If have rarely seen such bland, meaningless stock imagery combined with such artless cinematography of the actual car. The first shot where we actually see the product (after 35 nauseating seconds!), the car drives over a distracting manhole cover in the road. Couldn't they have chosen a different snippet of footage to start off with?? Combine this with the computer generated "flower-petal" imagery (at 0:41 and 0:52) which is blatantly yanked from the original VW beetle and iMac campaigns from c.1999, and seems utterly out of place in this commercial.
The messaging touts the car as an expression of the "Italian Way" yet we never are shown the original car or how pervasive and loved it is throughout Italy. No, instead we are subjected to cloying imagery of an archetypal Italian Grandma kissing a child, and fields of olive trees. The only reference to FIAT's history is the parade of badges towards the end, which will bewilder most Americans (who, as I said, have no real idea what a FIAT is) and only emphasizes the fickle nature of the company's branding over the years.
In the end, I am left trying to take stock of what I am supposed to come away with. Where is the "Zoom Zoom" or the "Let's Motor"? "Life is Best when Driven" probably sounded cool in Italian (I have a strong suspicion this ad was done by an Italian agency because the cheese factor reeks distinctively of Parmeggiano) but in English it just sits there in all its inglorious passive voice.
I could rant like this for hours, but I think i'll shut up and let you watch it already!
La Dolce Vita, it ain't!
And the music was awful too, wasn't it? But at least they didn't use Opera...

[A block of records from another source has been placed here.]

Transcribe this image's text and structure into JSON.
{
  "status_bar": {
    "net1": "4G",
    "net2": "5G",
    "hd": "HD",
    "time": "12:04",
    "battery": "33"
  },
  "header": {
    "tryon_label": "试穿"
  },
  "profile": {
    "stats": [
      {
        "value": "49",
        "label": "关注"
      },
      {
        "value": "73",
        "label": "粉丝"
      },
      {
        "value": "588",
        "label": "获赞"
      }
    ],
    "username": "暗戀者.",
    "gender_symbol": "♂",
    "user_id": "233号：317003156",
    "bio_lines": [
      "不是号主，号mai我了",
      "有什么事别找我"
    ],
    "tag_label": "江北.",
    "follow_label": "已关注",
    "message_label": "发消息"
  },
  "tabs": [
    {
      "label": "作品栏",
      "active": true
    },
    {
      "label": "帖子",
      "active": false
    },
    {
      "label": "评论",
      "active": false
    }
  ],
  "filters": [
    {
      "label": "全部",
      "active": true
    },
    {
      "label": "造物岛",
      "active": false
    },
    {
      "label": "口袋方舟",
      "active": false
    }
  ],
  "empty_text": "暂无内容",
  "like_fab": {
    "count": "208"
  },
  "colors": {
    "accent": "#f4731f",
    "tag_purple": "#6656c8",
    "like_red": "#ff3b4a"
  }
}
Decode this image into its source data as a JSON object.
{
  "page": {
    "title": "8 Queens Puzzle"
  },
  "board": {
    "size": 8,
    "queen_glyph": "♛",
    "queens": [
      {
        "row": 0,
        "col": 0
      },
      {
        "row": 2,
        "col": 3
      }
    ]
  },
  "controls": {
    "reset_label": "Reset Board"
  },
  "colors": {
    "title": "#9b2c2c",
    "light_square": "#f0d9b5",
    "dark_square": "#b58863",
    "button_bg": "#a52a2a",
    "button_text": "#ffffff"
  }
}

Last month, Subaru unveiled a series of hilarious videos poking fun at mainstream family sedans. If you haven't seen them yet, you have to at least watch this one, which features earnest, hardworking designers articulating their vanilla-tinted vision of motoring ordinariness. The ads are funny, but they do sort of dance around the hard question of why it is that mediocrity is so pervasive in corporate design culture --even at Subaru. Sorry guys but the B9 ("benign" like a tumor that won't kill you?) Tribeca is nothing but warmed over Alfa 147 design cues stretched to grotesque proportions.
In reality, designers usually don't sit down and figure out how to make an intentionally bland car, but somehow at the end of the process a bland car is what results. If only it were a question of just setting out with the right goals from the start, but in truth mediocrity is a result of an insidious and self-destructive corporate culture that warps otherwise talented individuals into collectively ruining the fruits of their own labor -- a non-process that twists good notions into bad results. What I love about this campaign is to see the truth of it all so perfectly labelled: Mediocrity is the only way to describe it.